Kursrückgang bei Kandidaten für US-Delisting
Von Norbert Hellmann, Schanghai
An den Aktienbörsen in Hongkong und Schanghai macht sich Unbehagen über das Rückzugsmanöver einer Gruppe von chinesischen Staatsunternehmen in Sachen US-Kapitalmarktpräsenz breit. Am Freitagabend hatten fünf große chinesische Staatskonzerne in einer konzertierten Aktion angekündigt, dass sie ein „Delisting“ planen und damit ihre sekundäre Aktiennotierung an der New Yorker Börse in Kürze aufgeben wollen. Bei den Unternehmen handelt es sich um die beiden führenden Ölkonzerne des Landes, Petrochina und Sinopec, den größten chinesischen Aluminiumproduzenten Chalco, den Assekuranzriesen China Life Insurance sowie die zu Sinopec gehörende, aber separat gelistete Petrochemie-Firma Shanghai Sinopec.

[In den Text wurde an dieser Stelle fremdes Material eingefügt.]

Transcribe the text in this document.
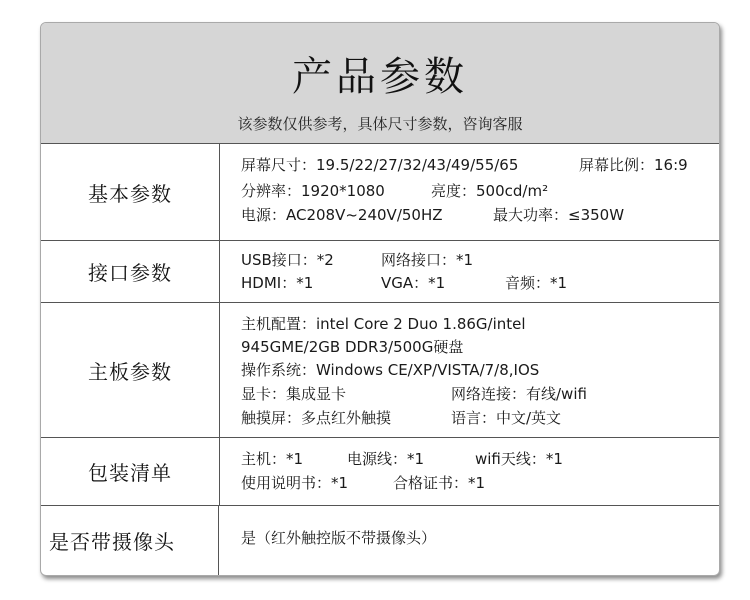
产品参数
该参数仅供参考，具体尺寸参数，咨询客服
基本参数
屏幕尺寸：19.5/22/27/32/43/49/55/65	屏幕比例：16:9
分辨率：1920*1080	亮度：500cd/m²
电源：AC208V~240V/50HZ	最大功率：≤350W
接口参数
USB接口：*2	网络接口：*1
HDMI：*1	VGA：*1	音频：*1
主板参数
主机配置：intel Core 2 Duo 1.86G/intel
945GME/2GB DDR3/500G硬盘
操作系统：Windows CE/XP/VISTA/7/8,IOS
显卡：集成显卡	网络连接：有线/wifi
触摸屏：多点红外触摸	语言：中文/英文
包装清单
主机：*1	电源线：*1	wifi天线：*1
使用说明书：*1	合格证书：*1
是否带摄像头	是（红外触控版不带摄像头）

Am Montag sah man insbesondere bei den Notierungen an der Hongkonger Börse durchweg negative Reaktionen auf die Aktion. Der Kurs von Petrochina, dem größten Ölförderer Asiens, ging um 3,4% zurück, auch Sinopec und Chalco verloren um mehr als 3%. Bezeichnenderweise stehen nicht nur die Kurse der bereits offiziell zum Weggang von der New Yorker Börse fest entschlossenen Firmen, sondern auch die anderer großer chinesischer Staatskonzerne unter Druck.

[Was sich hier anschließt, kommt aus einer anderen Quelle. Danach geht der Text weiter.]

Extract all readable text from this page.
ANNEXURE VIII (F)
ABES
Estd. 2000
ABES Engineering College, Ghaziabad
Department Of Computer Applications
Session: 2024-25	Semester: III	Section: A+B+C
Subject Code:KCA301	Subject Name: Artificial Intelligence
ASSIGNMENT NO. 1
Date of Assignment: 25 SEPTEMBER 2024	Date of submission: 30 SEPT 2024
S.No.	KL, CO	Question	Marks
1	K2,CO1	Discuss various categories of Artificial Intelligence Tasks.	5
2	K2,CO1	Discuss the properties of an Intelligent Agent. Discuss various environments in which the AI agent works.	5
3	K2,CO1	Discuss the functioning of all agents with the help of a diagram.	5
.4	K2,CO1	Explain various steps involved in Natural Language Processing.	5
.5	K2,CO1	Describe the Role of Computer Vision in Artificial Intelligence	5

Marktteilnehmer gehen davon aus, dass nach und nach Unternehmen, die von der chinesischen Zentralregierung direkt kontrolliert werden und über eine Listing-Präsenz in den USA verfügen, in den kommenden Tagen oder Wochen vergleichbare Delisting-Ankündigungen vom Stapel lassen werden. Als nächste Kandidaten auf einen Rückzug gelten die staatlichen Carrier China Eastern Airlines und China Southern Airlines, die bereits vor 25 Jahren als eine der ersten chinesischen Unternehmen mit einem Zweitlisting nach New York gegangen waren, um ihre internationale Hinwendung auch über eine Aktienkapitalmaßnahme zu belegen. An der Hongkonger Börse gaben die Notierungen der beiden Fluggesellschaften sowie auch die Aktie von Air China um bis zu 3% nach.
Die Listings der chinesischen Staatskonzerne in den USA hatten seit jeher mehr einen Prestige-Charakter als eine Bedeutung für ihre Kapitalbeschaffungspläne. Da der Handel mit den Titeln in den USA im Vergleich zur Umsatzaktivität an den Börsen in Hongkong und Schanghai sehr gering ist, dürfte das Rückzugsmanöver dieser Unternehmensgruppe keine größeren Kapitalmarktauswirkungen zeitigen und eher eine politische Signalfunktion haben.
So scheinen die Delisting-Ankündigungen in einem direkten Zusammenhang mit verschärften Streitigkeiten zwischen China und den USA in der Taiwan-Frage und dem Besuch der US-Politikerin Nancy Pelosi auf der von China beanspruchten, aber unabhängig regierten Insel Taiwan zu stehen.
Allerdings könnte man vermuten, dass in einem etwas größeren zeitlichen Abstand auch chinesische Technologie-Unternehmen von der Pekinger Regierung dazu gezwungen werden könnten, den für sie wesentlich bedeutsameren Auftritt am US-amerikanischen Kapitalmarkt zu beenden.